Playing it by ear is something of a motto among Crown Heights and New York City restaurant owners nowadays.

Christine Thompson owns Jemz, a Jamaican restaurant on St. Johns Place. She has seen business drop tremendously since COVID-19 started dominating headlines and the agendas of public officials, doctors and everyone else in the city.

On Monday, she contemplated asking staff not show up for the day. But the last day of sit-down business proved busier than expected, she said.

"I may have make adjustments as the week goes by," she said.

Adjustments means reducing hours for staff, asking them not to come in and keeping a close eye on the kitchen's stocks, Thompson said.

Sit-down customers were only a fraction of Thompson's business, but she has seen takeout drop as well.

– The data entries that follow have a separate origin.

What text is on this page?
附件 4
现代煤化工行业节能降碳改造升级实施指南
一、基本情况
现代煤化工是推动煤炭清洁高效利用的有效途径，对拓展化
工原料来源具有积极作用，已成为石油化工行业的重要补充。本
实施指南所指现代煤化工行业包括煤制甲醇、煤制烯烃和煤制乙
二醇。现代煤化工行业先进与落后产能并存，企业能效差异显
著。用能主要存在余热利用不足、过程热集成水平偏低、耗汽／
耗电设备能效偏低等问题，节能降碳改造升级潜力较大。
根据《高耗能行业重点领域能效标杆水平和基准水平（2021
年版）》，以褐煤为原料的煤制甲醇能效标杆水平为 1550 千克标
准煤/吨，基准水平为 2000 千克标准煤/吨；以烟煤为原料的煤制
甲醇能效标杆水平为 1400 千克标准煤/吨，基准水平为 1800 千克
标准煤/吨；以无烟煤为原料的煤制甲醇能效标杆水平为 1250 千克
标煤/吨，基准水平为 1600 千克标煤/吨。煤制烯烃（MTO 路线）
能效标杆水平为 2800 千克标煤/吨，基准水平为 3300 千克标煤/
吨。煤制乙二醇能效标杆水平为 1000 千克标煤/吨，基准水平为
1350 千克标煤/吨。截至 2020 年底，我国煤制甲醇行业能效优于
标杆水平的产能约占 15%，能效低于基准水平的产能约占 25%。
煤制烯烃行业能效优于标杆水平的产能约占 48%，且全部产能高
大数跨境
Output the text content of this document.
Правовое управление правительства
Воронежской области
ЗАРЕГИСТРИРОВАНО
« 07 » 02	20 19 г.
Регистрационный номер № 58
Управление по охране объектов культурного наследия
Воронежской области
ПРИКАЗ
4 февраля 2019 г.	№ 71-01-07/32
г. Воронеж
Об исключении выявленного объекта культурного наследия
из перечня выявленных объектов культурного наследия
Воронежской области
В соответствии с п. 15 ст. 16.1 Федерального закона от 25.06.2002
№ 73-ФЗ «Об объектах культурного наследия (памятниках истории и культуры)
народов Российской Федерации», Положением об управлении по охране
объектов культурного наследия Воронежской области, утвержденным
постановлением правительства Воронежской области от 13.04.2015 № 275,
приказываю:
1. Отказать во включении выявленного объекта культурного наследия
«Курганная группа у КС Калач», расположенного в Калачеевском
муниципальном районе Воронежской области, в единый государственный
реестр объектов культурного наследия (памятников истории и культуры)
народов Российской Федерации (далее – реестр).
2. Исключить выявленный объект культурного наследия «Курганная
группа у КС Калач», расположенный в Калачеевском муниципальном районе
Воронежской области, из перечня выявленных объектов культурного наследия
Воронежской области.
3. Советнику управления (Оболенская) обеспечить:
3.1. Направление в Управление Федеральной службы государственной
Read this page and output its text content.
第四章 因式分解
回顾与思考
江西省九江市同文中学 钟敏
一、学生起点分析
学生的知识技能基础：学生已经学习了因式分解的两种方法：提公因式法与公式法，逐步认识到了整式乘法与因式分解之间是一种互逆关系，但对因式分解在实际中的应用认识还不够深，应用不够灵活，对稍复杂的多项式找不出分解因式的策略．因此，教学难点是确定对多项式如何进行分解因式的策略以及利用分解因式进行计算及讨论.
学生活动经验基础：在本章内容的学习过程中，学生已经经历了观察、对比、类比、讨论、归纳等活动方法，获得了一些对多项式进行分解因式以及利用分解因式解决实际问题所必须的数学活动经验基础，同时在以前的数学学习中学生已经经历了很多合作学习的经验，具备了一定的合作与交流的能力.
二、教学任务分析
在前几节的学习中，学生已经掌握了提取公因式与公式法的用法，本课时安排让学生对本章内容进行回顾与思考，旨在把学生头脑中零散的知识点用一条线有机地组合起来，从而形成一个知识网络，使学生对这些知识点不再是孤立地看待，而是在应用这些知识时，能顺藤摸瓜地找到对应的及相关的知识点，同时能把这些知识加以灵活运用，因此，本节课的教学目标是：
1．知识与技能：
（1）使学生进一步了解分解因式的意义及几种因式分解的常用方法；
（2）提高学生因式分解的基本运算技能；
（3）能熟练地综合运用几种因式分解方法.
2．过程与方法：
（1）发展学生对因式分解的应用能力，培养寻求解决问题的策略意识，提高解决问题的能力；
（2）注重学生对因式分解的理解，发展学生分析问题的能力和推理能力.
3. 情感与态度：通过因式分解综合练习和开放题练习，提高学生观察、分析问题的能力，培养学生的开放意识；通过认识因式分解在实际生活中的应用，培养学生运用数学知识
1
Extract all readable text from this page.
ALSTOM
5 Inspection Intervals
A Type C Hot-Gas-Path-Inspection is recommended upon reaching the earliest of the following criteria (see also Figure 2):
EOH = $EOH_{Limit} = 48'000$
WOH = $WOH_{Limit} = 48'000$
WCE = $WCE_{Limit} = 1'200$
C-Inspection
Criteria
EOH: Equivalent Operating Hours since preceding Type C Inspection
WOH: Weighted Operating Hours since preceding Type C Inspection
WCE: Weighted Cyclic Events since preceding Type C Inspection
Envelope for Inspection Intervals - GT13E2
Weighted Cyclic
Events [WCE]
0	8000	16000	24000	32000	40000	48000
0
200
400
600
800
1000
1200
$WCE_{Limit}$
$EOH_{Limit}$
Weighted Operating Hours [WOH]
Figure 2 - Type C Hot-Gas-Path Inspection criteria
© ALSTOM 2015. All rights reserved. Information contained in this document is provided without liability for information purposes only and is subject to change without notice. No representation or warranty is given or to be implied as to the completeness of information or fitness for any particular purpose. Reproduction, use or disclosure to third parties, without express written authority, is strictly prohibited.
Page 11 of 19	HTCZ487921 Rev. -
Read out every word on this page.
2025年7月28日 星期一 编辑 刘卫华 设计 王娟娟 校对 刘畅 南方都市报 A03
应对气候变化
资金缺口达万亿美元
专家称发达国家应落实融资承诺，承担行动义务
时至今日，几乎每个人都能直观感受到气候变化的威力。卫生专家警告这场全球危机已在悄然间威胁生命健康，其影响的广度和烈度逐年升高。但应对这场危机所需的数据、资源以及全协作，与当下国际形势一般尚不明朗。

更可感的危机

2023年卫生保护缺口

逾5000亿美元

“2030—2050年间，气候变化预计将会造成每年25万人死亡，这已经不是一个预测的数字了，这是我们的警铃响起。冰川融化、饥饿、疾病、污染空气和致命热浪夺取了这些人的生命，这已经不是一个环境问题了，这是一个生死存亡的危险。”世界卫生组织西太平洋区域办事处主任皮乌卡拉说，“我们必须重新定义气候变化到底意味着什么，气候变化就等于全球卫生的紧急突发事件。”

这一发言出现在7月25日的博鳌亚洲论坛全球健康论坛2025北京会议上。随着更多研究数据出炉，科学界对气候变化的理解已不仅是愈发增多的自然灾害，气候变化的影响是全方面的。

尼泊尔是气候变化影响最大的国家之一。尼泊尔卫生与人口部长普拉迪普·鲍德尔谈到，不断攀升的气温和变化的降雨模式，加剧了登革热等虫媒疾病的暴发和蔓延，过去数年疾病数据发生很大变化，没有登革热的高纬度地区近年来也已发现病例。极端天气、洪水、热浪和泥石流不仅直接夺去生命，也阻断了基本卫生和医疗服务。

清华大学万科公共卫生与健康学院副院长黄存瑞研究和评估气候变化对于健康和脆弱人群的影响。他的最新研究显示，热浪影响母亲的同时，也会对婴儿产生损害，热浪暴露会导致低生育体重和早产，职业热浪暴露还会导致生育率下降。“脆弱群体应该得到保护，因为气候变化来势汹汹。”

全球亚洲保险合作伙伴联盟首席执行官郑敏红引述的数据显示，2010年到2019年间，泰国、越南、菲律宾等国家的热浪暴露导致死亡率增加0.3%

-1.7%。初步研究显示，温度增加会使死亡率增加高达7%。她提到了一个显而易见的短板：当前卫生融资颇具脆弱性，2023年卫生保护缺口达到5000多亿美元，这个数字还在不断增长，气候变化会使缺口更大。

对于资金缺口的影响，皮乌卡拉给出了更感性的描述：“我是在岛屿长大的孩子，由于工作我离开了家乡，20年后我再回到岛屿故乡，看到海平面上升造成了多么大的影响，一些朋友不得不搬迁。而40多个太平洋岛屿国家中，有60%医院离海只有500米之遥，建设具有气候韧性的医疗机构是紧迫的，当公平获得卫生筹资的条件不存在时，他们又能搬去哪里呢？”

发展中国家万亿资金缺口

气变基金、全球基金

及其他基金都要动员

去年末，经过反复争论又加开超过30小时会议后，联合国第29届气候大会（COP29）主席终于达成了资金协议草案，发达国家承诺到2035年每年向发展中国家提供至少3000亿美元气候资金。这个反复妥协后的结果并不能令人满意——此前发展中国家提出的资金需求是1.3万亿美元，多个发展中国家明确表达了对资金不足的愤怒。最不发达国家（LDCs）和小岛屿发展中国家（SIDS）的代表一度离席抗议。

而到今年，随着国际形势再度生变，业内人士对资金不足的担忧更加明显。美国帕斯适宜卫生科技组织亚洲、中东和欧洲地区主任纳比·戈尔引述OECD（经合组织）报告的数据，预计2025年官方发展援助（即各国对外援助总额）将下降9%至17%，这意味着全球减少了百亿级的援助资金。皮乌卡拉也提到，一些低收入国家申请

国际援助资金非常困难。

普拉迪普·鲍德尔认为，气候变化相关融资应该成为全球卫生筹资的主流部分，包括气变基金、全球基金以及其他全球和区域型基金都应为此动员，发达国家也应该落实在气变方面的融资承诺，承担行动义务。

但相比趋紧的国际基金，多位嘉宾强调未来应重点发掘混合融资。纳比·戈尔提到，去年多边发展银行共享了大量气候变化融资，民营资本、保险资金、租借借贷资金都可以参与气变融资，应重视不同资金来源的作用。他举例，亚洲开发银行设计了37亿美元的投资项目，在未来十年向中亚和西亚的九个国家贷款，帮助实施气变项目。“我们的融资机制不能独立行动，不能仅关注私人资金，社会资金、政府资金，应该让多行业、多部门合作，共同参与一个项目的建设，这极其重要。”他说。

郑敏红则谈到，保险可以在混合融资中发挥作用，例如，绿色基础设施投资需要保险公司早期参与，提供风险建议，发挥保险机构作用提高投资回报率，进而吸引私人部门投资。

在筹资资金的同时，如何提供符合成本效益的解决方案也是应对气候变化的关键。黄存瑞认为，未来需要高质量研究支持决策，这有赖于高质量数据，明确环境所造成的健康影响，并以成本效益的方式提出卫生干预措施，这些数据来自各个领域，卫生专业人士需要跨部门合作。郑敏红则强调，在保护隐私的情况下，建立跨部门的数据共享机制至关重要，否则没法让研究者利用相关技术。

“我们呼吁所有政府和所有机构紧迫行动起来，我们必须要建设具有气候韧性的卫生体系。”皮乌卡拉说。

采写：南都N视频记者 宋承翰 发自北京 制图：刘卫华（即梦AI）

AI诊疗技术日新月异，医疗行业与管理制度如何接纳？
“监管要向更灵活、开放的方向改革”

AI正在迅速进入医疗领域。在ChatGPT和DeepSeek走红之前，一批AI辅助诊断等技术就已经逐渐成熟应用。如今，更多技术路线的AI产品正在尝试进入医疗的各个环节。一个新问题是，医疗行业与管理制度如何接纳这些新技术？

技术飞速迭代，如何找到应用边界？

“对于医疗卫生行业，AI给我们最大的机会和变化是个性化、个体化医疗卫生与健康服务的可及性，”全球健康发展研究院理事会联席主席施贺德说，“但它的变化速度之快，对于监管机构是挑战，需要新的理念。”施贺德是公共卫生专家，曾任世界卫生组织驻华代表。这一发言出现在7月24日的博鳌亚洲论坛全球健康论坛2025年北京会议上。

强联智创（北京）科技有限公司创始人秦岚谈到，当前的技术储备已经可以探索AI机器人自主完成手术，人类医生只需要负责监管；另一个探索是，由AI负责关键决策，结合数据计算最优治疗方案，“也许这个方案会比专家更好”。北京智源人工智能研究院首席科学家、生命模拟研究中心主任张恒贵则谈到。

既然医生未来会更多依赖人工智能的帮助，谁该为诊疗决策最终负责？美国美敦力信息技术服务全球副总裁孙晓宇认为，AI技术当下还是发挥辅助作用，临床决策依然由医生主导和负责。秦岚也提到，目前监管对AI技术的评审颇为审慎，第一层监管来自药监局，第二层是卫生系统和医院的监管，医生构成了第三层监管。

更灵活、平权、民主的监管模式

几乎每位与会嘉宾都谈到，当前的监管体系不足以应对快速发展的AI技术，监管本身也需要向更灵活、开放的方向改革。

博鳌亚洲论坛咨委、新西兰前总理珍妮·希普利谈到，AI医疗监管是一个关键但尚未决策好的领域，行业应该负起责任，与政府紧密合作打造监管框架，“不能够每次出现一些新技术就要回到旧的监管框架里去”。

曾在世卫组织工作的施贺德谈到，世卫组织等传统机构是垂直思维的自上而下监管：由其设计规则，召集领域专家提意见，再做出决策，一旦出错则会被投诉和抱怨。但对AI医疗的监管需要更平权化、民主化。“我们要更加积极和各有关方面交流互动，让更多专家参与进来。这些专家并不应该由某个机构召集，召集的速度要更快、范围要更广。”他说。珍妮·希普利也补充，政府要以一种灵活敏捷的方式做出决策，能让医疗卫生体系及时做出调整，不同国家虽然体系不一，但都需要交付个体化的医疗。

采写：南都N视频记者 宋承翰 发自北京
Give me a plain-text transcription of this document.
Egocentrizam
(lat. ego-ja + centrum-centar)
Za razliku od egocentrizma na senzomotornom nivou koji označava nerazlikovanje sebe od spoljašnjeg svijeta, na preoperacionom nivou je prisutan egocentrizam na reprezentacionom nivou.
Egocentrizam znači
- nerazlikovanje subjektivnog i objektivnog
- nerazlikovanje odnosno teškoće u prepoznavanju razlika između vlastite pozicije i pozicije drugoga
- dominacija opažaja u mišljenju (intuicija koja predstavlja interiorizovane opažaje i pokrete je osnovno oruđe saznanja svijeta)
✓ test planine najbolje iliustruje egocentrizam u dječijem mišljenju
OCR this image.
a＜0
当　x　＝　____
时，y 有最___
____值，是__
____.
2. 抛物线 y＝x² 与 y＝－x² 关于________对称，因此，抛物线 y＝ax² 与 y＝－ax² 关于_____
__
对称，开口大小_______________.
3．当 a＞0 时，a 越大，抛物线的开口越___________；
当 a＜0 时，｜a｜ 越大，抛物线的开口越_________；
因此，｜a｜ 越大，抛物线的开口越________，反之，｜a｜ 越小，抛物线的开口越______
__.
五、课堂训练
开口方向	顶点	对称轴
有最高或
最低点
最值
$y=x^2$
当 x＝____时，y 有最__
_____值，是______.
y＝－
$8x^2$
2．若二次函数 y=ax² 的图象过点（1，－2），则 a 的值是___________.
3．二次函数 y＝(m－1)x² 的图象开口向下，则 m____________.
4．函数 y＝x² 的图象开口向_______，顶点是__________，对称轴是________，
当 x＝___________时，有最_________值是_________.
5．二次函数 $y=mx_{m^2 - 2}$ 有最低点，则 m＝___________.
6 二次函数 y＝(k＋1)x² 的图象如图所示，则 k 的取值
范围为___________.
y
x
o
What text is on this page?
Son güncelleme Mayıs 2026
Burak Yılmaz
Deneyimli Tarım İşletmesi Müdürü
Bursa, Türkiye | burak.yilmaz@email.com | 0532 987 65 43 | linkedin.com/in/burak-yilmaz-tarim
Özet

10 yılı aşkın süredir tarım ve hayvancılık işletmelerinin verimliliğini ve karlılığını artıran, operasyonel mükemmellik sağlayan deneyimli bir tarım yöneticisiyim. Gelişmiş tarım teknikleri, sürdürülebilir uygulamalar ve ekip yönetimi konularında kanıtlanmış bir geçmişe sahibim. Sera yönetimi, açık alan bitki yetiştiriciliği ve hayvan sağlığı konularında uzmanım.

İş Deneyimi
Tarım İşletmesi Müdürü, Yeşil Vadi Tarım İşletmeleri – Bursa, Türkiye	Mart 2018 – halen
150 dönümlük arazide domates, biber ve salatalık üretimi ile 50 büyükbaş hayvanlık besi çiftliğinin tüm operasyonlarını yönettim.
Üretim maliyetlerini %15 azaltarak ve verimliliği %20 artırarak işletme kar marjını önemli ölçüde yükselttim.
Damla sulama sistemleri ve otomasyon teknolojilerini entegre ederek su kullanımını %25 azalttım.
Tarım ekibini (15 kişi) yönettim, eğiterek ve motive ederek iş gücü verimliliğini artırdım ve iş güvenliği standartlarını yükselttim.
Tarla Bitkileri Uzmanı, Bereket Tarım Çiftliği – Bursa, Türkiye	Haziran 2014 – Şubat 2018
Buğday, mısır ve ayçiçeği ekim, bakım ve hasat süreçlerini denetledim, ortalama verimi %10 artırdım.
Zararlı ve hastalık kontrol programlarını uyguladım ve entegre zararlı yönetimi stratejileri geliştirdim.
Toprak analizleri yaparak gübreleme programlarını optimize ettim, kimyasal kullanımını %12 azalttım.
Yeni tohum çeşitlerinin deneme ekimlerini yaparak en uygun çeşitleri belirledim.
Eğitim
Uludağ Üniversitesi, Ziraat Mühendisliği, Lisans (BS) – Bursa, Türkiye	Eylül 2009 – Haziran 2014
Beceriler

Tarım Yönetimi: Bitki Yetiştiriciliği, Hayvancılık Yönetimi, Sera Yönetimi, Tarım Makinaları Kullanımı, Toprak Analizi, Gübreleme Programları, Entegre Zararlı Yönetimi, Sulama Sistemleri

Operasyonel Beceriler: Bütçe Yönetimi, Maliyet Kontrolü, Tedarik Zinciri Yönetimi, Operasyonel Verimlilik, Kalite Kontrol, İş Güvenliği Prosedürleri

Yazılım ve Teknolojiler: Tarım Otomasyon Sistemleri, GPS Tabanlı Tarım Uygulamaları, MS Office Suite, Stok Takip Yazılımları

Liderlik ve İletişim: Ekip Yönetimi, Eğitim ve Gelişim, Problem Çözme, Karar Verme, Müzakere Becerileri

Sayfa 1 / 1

"Takeout was 90 percent of our business," she said. "We’ve seen a reduction in takeout."

A typical day's takeout orders number around 70, Thompson said. She had 41 takeout orders on Sunday, she said.

All Thompson can do is keep running day-by-day and reassure customers she is keeping the place clean and sanitized.

Meanwhile, Keavy and a skeleton crew will complete a few outstanding orders by Wednesday and shutter the bakery for the time being.

Landreth told her staff to look into unemployment. She said one employee informed her that they couldn’t reach anyone at the unemployment office — it was too busy.

“Because pretty much half the city was unemployed as of this morning,” Landreth said, only mildly exaggerating the blow this dealt to the city’s food industry.